Nous ne sommes pas responsables de nos parents, mais
biologiquement, génétiquement, nous sommes, pour le meilleur et, parfois, pour
le pire, étroitement, physiquement, liés à eux. L'enfant adopté, lui, vient
d'ailleurs, souvent de loin, c'est un étranger que l'on accueille, il sera,
peut-être, mieux traité, mieux aimé, mieux compris, qu'un enfant légitime,
parce qu'il aura été librement choisi, mais, aussi choyé soit-il, lorsque l'âge
viendra, il se retrouvera seul avec lui-même dans un monde qui n'est pas le sien,
et où il est entré comme par effraction. Certains s'en accommoderont, d'autres
pas. Tout tient, pour l'essentiel, à la manière dont l'entourage l'acceptera
non pas tel qu'on veut qu'il soit, mais tel qu'il fut à sa naissance. En ce
combat, toujours incertain, entre l'hérédité et le milieu, l'enfant adopté doit
rester libre de lui-même, de ses goûts, de ses tentations, de ses appels. Si
l'adoption n'est qu'une volonté de possession, qu'un désir passionnel
d'appropriation, avec tout ce que cela comporte d'irréflexion, d'inconséquence
et, parfois, de provocation, elle peut conduire aux pires désordres. Dès
l'instant que l'on veut qu'un enfant, qui n'est pas le vôtre, vous ressemble,
non pas charnellement, ce qui est impossible, mais intellectuellement, moralement,
dans ses penchants, dans ses choix, dans ses songes, on le détourne de lui-même
pour qu'il soit plus proche de vous.
Deux femmes, qui s'aiment d'amour tendre, adoptent une
petite fille, imagine-t-on qu'elles l'élèveront dans l'espoir qu'à 15 ans elle
tombera dans les bras d'un garçon ? Croit-on vraiment que deux hommes, qui
s'occupent le mieux du monde d'un gamin, tentent de le rendre plus vif, plus
intelligent, n'auront pas quelque désappointement à le voir, adolescent, courir
les filles ? Ne soyons pas naïfs, les homosexuels peuvent élever des enfants
tout aussi bien que les hétérosexuels, et il est des pères et des mères
légitimes infiniment plus calamiteux, et à qui on a toléré, au nom de
l'autorité paternelle ou maternelle, pendant des siècles, les pires excès. Là
n'est pas la question. Elle est dans le simple fait que l'enfant adopté par des
homosexuels, hommes ou femmes, en entrant dans une famille entre aussi dans une
communauté qui a sa morale, ses règles et ses moeurs, et qui exige, non sans raison,
qu'on reconnaisse sa différence. C'est cette différence qu'on impose à
l'enfant, et qui le place, qu'on le veuille ou non, hors de la tradition et de
la norme. Si les homosexuels estiment avoir le droit d'adopter des enfants qui
auront, soit deux pères, soit deux mères, il est permis de se demander si cet
enfant n'aurait pas préféré avoir, comme tout le monde, un père et une mère !
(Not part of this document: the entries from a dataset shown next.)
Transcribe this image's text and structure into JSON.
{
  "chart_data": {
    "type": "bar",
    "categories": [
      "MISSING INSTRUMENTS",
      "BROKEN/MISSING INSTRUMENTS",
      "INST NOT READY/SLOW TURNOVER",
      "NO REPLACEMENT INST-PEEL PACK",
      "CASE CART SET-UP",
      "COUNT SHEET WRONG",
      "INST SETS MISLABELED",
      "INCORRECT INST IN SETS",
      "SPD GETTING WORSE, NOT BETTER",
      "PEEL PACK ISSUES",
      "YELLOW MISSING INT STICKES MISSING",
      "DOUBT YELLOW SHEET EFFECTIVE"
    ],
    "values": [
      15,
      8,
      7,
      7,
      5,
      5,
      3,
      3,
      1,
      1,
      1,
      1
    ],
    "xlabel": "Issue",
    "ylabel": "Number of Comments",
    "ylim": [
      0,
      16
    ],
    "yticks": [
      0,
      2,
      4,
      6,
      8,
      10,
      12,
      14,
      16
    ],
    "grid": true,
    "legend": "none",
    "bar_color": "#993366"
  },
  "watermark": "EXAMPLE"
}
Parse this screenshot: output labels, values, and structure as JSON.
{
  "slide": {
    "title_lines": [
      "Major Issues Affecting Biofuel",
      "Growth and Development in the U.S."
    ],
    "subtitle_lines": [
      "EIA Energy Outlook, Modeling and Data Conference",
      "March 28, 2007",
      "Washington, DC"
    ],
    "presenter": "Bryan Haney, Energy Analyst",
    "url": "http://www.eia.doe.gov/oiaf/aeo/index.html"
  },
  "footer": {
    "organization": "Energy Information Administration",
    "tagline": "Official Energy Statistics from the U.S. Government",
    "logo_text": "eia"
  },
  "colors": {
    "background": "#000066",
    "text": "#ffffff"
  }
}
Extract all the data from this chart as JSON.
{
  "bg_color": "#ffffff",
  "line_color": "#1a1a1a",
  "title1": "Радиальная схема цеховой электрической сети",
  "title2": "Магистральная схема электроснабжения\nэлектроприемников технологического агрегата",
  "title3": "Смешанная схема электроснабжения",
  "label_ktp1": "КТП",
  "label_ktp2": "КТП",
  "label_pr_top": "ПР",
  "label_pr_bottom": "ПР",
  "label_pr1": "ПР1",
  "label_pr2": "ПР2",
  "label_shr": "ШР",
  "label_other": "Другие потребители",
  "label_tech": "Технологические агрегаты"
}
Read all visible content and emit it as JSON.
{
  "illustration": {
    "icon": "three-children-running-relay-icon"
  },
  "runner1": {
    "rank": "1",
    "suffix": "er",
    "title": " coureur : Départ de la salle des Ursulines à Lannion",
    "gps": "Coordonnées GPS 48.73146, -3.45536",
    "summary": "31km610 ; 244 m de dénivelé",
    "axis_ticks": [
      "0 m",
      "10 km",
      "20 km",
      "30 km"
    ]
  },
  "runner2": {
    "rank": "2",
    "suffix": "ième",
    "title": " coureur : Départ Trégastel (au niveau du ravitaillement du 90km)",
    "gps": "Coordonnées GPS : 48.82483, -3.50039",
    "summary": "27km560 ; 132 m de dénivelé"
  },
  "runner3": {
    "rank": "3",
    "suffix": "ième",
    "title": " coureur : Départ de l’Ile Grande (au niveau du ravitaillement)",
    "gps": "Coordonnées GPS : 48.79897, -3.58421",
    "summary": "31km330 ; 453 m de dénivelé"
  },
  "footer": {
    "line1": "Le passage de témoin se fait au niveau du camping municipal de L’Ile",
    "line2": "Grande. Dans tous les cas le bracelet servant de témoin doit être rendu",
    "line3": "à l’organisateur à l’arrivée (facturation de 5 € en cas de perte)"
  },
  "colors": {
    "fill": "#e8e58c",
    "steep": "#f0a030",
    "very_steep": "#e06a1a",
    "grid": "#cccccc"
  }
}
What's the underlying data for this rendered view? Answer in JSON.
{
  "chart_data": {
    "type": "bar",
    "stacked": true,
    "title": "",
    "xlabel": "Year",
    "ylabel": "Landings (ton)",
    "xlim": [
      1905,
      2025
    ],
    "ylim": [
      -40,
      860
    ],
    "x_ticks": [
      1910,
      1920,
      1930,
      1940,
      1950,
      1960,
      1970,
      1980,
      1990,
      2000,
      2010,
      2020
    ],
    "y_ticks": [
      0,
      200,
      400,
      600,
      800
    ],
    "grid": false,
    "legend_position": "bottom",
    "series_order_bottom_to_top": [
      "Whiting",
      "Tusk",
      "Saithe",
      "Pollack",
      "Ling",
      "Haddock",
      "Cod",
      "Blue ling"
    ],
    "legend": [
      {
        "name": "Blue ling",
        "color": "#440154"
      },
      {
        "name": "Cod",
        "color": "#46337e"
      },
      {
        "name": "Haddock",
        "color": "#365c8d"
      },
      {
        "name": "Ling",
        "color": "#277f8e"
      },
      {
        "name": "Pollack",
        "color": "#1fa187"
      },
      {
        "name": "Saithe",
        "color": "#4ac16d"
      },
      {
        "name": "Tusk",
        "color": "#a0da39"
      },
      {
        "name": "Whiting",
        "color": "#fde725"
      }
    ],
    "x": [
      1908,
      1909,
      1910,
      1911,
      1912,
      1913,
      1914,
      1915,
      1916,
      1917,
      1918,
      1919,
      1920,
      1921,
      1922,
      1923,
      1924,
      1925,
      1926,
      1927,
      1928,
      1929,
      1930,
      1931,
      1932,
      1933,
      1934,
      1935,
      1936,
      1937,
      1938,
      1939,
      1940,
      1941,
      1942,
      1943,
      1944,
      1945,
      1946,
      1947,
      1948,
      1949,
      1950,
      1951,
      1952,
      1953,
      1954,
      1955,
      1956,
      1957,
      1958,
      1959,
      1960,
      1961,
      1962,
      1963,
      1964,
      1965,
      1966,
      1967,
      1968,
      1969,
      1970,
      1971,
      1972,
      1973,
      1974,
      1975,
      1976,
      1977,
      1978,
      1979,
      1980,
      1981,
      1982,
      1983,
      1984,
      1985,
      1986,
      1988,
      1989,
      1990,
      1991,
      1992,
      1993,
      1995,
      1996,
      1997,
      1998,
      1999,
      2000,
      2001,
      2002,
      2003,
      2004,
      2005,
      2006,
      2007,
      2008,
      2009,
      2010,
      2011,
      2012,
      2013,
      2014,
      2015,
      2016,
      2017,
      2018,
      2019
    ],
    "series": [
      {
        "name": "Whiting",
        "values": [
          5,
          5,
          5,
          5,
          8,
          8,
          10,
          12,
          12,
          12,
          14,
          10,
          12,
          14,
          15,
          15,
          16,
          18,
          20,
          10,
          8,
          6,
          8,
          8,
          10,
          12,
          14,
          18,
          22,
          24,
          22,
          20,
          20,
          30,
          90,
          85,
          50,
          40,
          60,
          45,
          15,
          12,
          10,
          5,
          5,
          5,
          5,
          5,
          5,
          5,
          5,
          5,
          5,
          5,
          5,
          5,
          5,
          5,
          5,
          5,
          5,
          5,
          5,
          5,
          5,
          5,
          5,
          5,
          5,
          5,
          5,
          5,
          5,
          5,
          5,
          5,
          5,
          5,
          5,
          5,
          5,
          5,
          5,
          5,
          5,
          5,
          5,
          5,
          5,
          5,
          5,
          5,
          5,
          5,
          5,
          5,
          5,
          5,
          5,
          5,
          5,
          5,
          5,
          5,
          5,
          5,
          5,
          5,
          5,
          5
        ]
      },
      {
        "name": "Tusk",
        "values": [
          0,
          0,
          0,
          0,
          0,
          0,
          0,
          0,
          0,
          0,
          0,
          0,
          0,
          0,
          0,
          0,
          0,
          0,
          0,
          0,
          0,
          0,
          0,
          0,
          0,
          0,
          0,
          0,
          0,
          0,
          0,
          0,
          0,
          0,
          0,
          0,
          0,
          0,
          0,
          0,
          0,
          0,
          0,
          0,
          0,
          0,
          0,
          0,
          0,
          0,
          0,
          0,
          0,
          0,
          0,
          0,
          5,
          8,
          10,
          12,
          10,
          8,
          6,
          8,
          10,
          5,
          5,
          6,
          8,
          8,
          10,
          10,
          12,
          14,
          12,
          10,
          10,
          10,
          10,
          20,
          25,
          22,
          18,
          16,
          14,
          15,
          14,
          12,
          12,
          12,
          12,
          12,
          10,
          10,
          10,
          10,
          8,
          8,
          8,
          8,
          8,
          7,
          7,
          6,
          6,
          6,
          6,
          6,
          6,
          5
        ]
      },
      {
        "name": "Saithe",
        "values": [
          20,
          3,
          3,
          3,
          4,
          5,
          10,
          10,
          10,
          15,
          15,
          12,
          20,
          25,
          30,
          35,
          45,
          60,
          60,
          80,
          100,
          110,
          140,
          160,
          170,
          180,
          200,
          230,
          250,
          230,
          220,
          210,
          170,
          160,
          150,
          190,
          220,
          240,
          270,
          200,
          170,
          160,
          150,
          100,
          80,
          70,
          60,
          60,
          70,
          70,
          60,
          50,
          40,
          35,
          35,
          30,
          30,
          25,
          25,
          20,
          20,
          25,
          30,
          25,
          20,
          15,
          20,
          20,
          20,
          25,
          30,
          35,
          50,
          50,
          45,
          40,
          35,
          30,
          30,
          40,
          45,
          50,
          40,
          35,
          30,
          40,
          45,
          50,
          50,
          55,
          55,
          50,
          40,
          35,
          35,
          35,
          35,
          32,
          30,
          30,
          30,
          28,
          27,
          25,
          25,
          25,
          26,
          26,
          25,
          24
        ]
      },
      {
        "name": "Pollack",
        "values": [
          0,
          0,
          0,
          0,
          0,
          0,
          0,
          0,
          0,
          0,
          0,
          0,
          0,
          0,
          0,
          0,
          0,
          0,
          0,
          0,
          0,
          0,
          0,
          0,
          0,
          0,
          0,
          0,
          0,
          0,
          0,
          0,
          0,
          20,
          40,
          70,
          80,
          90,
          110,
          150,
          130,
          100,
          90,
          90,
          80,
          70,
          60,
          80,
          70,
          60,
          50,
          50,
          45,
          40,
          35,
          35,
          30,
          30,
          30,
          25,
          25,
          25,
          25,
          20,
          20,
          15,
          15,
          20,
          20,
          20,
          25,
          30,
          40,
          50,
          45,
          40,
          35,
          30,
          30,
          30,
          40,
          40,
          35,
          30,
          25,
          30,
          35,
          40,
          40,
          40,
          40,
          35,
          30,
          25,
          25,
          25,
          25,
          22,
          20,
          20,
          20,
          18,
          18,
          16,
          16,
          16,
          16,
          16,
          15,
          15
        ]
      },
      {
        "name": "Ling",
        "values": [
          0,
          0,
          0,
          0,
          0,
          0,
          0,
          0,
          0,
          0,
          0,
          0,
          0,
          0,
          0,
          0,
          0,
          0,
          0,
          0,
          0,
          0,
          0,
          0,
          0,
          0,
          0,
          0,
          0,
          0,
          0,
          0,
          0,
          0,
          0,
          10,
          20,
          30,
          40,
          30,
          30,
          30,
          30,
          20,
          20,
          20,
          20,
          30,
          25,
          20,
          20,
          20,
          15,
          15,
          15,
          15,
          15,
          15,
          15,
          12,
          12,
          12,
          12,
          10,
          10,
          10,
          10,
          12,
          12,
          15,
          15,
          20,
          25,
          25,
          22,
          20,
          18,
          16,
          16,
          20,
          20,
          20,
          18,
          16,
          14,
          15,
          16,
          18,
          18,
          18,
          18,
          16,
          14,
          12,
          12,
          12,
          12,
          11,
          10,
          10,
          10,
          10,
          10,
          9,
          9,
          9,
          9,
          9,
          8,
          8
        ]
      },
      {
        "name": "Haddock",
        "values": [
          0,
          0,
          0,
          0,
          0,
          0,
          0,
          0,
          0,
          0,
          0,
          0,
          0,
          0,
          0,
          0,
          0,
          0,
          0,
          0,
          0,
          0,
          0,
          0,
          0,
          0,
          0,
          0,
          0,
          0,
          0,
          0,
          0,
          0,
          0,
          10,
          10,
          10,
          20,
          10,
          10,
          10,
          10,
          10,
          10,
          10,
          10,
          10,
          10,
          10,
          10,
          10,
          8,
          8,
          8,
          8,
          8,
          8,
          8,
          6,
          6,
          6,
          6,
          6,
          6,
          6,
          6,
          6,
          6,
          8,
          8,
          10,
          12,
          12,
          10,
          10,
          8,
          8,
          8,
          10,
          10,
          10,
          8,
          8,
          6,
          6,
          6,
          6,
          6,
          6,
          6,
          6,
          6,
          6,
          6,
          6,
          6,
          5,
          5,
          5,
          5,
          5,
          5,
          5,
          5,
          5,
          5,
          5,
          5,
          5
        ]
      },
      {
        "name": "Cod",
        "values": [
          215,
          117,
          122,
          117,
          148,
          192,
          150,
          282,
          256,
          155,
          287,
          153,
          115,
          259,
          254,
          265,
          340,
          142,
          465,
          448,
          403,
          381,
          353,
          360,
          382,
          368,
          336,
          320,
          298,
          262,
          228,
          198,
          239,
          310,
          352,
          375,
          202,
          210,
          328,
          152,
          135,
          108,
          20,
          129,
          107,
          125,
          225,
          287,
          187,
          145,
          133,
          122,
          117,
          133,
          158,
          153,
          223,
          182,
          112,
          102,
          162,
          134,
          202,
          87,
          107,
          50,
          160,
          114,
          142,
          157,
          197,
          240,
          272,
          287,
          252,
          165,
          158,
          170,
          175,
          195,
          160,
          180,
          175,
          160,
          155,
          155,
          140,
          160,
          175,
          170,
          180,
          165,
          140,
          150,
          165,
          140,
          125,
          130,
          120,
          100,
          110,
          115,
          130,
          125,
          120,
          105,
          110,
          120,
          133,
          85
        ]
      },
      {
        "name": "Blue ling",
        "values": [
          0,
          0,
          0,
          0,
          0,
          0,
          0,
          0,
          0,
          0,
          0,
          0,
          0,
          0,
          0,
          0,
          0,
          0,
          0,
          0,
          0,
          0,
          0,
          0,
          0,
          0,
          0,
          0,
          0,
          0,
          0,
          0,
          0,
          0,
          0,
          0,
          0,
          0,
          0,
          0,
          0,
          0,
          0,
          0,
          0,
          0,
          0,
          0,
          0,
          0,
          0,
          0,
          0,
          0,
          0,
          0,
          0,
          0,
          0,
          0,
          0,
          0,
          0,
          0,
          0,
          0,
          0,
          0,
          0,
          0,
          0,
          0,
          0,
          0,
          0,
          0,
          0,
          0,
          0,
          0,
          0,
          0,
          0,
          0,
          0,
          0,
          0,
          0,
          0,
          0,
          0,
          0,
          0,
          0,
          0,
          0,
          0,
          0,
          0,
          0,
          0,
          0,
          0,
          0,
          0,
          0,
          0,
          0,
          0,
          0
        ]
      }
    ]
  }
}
Certes, les vérités premières n'ont pas, aujourd'hui, bonne réputation, et n'a-t-on pas reproché avec indignation à un député candide d'avoir osé dire que si chacun était homosexuel la race humaine s'éteindrait d'elle-même, ce que tout esprit cartésien est bien obligé de reconnaître. En un temps où, pour être élu, on cherche des voix jusqu'en enfer, il est à craindre que l'adoption qui est d'abord, et pas seulement pour les homosexuels, un problème de société, et plus encore un problème de morale, devienne un simple enjeu politique. Ce qui prête à des revirements assez réjouissants comme ceux de Ségolène Royal qui, pour donner des gages au lobby homosexuel, oublie ses réticences de petite fille modèle. Qu'en penserait la comtesse de Ségur ? Ne serait-il pas plus raisonnable, avant d'exiger le droit à l'adoption, de songer aux droits de celui qu'on adopte ? Mais il est vrai que l'enfant en perdition, qui attend, dans le dénuement, que son sort se règle quelque part au Vietnam, au Pérou ou au Mali, ne vote pas. On l'oublie trop souvent, l'adoption est d'abord un sauvetage. Et les naufragés, le Code maritime le dit, ont toujours la priorité. Les sauveteurs passent après, et leurs revendications plus encore. Sauver des enfants est une belle chose, encore faut-il savoir comment les sauver.